Photographer Matthew Kuhns (www.matthewkuhnsphotography.com) is a California-based landscape photographer, with images published in Popular Photo and PDN. Matthew has been producing landscape imagery across the United States for many years. Today, Matt shares how he captured the annular eclipse earlier this year.
Early in 2012 I heard that there was going to be an annular eclipse, where the sun is only partially covered by the moon. After seeing images of past eclipses, I knew that I wanted to use the crescent sun to frame Mount Whitney, an icon of the Sierras. Using the Photographer's Ephemeris, I looked at the path of the eclipse and height of the sun above the horizon during varying stages of the eclipse. I planned on heading to the Alabama Hills below Mt. Whitney so I could use my longest lens to frame the crescent sun around the summit spires.
May 20th arrived, and the Mt. Whitney web cam showed no clouds—it looked perfect! Three hours after leaving LA, as I turned off into the Alabama Hills, I blanched at the site of clouds covering the sky. An afternoon thunderstorm had developed and was completely obscuring the sun. I noted the clouds were only over the Sierra Crest, however, so I jumped back into my car and raced to the far side of Owens Valley. This allowed me to minimize the clouds while still keeping the Whitney region of the Sierras in view.
Parked on a dirt road next to an abandoned mine, I set up my camera gear and thought about the shot possibilities. My original plan wouldn’t work anymore—the sun would be too high in the sky relative to the mountains during maximum eclipse. I decided that I would try a wider shot and blend in multiple images of the sun showing the progression of the eclipse. Most of those shots I see have the sun on a blank sky, so I decided to keep the Sierras in the frame as a point of reference.
I started shooting, taking photographs every 5 minutes, or whenever the sun poked out through the clouds. You can see that in the final image, several of the suns have missing edges or are blurry from the clouds. To capture the sun without it blowing completely out I used a 5 stop ND filter with ISO 100, f/11, 1/1000 sec in manual mode with manual focus with a Nikon D800 and Nikon 24-70 mm lens at 70 mm. I also used a cable release so I wouldn’t have to touch the camera during the eclipse and inadvertently knock things out of alignment. Since I lacked the recommended solar filters for my camera, I used the live view mode because I enjoy my vision and would like to keep it.

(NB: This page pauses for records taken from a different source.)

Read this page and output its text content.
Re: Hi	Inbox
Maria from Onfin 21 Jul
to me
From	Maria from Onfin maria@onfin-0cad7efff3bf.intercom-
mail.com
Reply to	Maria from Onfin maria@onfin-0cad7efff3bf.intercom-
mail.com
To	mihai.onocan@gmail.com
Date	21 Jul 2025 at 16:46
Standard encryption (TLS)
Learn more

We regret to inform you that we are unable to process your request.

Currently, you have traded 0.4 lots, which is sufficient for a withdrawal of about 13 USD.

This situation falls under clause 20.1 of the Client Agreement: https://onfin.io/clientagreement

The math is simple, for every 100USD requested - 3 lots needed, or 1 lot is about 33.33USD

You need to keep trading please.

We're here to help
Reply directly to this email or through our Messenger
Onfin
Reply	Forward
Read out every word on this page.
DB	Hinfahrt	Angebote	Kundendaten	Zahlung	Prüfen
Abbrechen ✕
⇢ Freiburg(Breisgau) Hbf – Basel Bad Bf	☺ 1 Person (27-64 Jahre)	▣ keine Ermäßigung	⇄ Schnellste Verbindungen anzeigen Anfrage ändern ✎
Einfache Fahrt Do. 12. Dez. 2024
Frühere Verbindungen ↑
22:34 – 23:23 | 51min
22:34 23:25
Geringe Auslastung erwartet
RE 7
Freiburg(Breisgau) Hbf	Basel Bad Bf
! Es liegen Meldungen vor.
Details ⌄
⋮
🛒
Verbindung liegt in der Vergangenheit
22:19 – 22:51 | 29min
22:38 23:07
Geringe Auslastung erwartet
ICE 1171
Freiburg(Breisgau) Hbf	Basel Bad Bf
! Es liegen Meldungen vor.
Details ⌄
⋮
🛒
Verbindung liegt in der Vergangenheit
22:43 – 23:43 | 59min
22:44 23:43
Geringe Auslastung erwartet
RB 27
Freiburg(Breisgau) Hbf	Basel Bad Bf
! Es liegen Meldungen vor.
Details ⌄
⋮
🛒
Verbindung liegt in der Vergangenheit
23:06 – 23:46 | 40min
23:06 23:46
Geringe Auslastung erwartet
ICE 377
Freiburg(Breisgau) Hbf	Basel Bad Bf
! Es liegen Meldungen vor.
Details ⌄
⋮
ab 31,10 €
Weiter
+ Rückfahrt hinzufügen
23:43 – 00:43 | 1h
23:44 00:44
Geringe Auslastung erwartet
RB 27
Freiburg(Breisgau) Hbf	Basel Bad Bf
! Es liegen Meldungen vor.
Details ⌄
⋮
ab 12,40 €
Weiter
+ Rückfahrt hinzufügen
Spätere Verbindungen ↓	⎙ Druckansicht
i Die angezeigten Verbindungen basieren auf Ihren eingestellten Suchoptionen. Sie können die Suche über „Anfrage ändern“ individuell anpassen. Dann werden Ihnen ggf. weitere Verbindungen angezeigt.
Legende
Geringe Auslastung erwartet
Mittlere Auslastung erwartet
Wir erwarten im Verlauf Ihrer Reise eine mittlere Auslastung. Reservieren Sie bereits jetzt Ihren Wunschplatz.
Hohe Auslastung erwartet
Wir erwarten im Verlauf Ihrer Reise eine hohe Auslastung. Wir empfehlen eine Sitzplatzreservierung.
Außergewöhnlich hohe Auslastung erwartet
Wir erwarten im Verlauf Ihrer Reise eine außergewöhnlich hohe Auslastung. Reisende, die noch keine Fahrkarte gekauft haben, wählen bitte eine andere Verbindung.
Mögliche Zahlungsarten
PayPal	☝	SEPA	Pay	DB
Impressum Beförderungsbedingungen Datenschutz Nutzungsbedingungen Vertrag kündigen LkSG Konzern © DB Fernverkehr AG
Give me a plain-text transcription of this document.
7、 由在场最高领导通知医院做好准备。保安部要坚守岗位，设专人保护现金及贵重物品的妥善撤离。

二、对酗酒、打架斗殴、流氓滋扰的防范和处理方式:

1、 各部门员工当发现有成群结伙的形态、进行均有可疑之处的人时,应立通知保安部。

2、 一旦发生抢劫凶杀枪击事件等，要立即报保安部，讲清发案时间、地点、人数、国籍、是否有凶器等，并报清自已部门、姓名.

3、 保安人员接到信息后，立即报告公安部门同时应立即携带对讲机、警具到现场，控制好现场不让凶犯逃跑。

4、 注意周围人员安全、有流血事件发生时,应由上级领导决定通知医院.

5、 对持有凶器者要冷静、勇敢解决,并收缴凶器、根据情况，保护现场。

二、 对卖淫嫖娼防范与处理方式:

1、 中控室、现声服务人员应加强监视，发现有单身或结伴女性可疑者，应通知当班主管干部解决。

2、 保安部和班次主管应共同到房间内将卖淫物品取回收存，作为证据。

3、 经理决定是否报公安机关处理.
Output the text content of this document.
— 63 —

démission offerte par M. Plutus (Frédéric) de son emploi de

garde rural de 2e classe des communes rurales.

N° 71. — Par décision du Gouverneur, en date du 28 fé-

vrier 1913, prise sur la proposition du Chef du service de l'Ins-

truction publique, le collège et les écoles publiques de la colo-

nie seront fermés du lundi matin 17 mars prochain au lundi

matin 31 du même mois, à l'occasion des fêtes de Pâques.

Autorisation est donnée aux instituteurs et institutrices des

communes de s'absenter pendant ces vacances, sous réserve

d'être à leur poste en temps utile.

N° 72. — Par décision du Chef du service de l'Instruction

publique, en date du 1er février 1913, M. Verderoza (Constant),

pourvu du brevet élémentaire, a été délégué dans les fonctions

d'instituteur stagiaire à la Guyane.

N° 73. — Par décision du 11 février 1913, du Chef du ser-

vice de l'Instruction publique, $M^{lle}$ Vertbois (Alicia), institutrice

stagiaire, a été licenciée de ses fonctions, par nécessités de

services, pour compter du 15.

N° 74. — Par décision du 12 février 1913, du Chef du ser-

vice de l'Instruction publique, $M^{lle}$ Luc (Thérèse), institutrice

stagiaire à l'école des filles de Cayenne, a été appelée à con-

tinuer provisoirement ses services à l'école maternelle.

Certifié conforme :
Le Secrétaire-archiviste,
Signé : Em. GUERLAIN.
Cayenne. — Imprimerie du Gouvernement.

I took photos from 6:10 pm to sunset at 7:51 pm. As the sun set there were still clouds over the mountains, and several wonderful light beams lit up the world. I took a bracketed -1/0/+1 exposure set of sunset after removing the 5 stop ND filter. The nominal exposure was f/11 ISO 100, 1/125 sec.
For post processing, I selected 11 images of the sun as well as the -1 and 0 sunset exposure resulting in a 13 image blend. I overlaid all of the layers in Photoshop and used the Screen blend mode to allow only the sun to show through on the dark exposures. The resulting raw image is shown below.
This initial composite has an interesting cubist look, but it wasn’t what I was going for artistically. I masked around the 11 images of the sun to remove the clouds that showed through on the screen blend mode. Luminosity layers were used in order to cut down on the haze and add some depth to the image. Lights, Darks, Basic Mid Tone, and Burn/Dodge selections from Tony Kuypers luminosity macros were used to darken the sky, lighten the mountains, and reduce the washed out look of the image. Each luminosity selection is on its own curves adjustment layer and allows targeted editing of the image. Final fine tuning was performed in Nik Viveza to bring out details in the clouds and mountains while warming the sunset and cooling the sky tones slightly.